This devotional is written by Matt Coombs.


Paul, a prisoner of Christ Jesus, and Timothy our brother,

To Philemon our dear friend and fellow worker – 2 also to Apphia our sister and Archippus our fellow soldier – and to the church that meets in your home:

3 Grace and peace to you from God our Father and the Lord Jesus Christ.

Thanksgiving and prayer
4 I always thank my God as I remember you in my prayers, 5 because I hear about your love for all his holy people and your faith in the Lord Jesus. 6 I pray that your partnership with us in the faith may be effective in deepening your understanding of every good thing we share for the sake of Christ. 7 Your love has given me great joy and encouragement, because you, brother, have refreshed the hearts of the Lord’s people.

Paul’s plea for Onesimus
8 Therefore, although in Christ I could be bold and order you to do what you ought to do, 9 yet I prefer to appeal to you on the basis of love. It is as none other than Paul – an old man and now also a prisoner of Christ Jesus – 10 that I appeal to you for my son Onesimus, who became my son while I was in chains. 11 Formerly he was useless to you, but now he has become useful both to you and to me.

12 I am sending him – who is my very heart – back to you. 13 I would have liked to keep him with me so that he could take your place in helping me while I am in chains for the gospel. 14 But I did not want to do anything without your consent, so that any favour you do would not seem forced but would be voluntary. 15 Perhaps the reason he was separated from you for a little while was that you might have him back for ever – 16 no longer as a slave, but better than a slave, as a dear brother. He is very dear to me but even dearer to you, both as a fellow man and as a brother in the Lord.

17 So if you consider me a partner, welcome him as you would welcome me. 18 If he has done you any wrong or owes you anything, charge it to me. 19 I, Paul, am writing this with my own hand. I will pay it back – not to mention that you owe me your very self. 20 I do wish, brother, that I may have some benefit from you in the Lord; refresh my heart in Christ. 21 Confident of your obedience, I write to you, knowing that you will do even more than I ask.

22 And one thing more: prepare a guest room for me, because I hope to be restored to you in answer to your prayers.

23 Epaphras, my fellow prisoner in Christ Jesus, sends you greetings. 24 And so do Mark, Aristarchus, Demas and Luke, my fellow workers.

25 The grace of the Lord Jesus Christ be with your spirit.


Philemon is one of the shortest books in the bible, with 25 verses and only 355 words. It can also be overlooked. But in my humble opinion, this is a really important New Testament letter that continues to be relevant in every generation.

Philemon is a gentile convert to Christianity living in Colosse. Onesimus is Philemon's slave. But Onesimus has run away, met Paul and has also been converted. So Paul is writing to Philemon who has been financially damaged and had his honour offended (at least in his household) by this situation, and he is asking for forgiveness. Forgiveness for Onesimus who is willing to return, but there is also an implied request for forgiveness for Paul's crime of harbouring a runaway slave too.

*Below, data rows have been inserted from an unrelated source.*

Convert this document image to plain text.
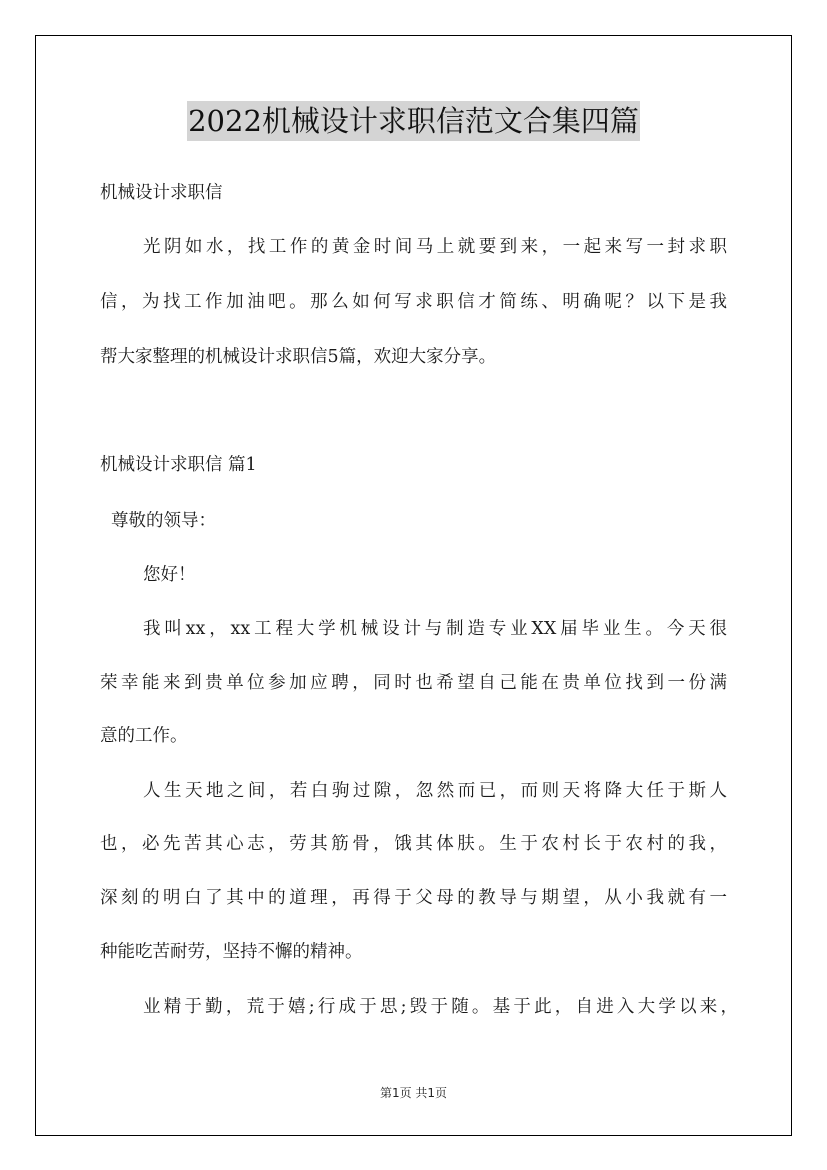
2022机械设计求职信范文合集四篇
机械设计求职信
光阴如水，找工作的黄金时间马上就要到来，一起来写一封求职
信，为找工作加油吧。那么如何写求职信才简练、明确呢？以下是我
帮大家整理的机械设计求职信5篇，欢迎大家分享。
机械设计求职信 篇1
尊敬的领导：
您好！
我叫xx，xx工程大学机械设计与制造专业XX届毕业生。今天很
荣幸能来到贵单位参加应聘，同时也希望自己能在贵单位找到一份满
意的工作。
人生天地之间，若白驹过隙，忽然而已，而则天将降大任于斯人
也，必先苦其心志，劳其筋骨，饿其体肤。生于农村长于农村的我，
深刻的明白了其中的道理，再得于父母的教导与期望，从小我就有一
种能吃苦耐劳，坚持不懈的精神。
业精于勤，荒于嬉;行成于思;毁于随。基于此，自进入大学以来，
第1页 共1页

Slavery in the Greco-Roman world was not based on capture and race, as in North American and European history. Instead, it was more to do with birth and social status. Historians estimate that approximately 1 in 3 people in Italy during the first century, and 1 in 5 across the rest of the Roman empire were slaves. While some slaves were loved members of households, many were not. Some household leaders would crucify one slave to set an example to the others.

Onesimus' return, therefore, is a big deal. This is why Paul's letter is so important in its original context. Philemon could punish Onesimus and any other slaves connected to him. He could make life harder for him. He could lower his status.

But Paul says: Welcome him as you would welcome me. (17)

Paul's desire is reconciliation, forgiveness, restoration. Paul wanted a fresh start, not as a slave and slave owner, but as siblings (16).

There is a perceived hierarchy going on in this letter.

Apostle > Convert > The convert's slave.

Paul is suggesting a new paradigm.

Sibling = Sibling = Sibling.

Three brothers, not three levels of power or hierarchy.

Paul is saying to Philemon, that in Christ you have as much in common with the slave Onesimus as you do with me, the Apostle who converted you, so treat him as you would treat me.

This letter speaks afresh to those of us who call ourselves disciples of Jesus to establish cultures where sibling-ship, not slavery becomes the norm.

This letter challenges us as Christians (particularly Christians with power or privilege) as it did Philemon (who had power and privilege) to put our money where our mouth is. Paul is asking: how Christian are you? How gospel-centred are you willing to be?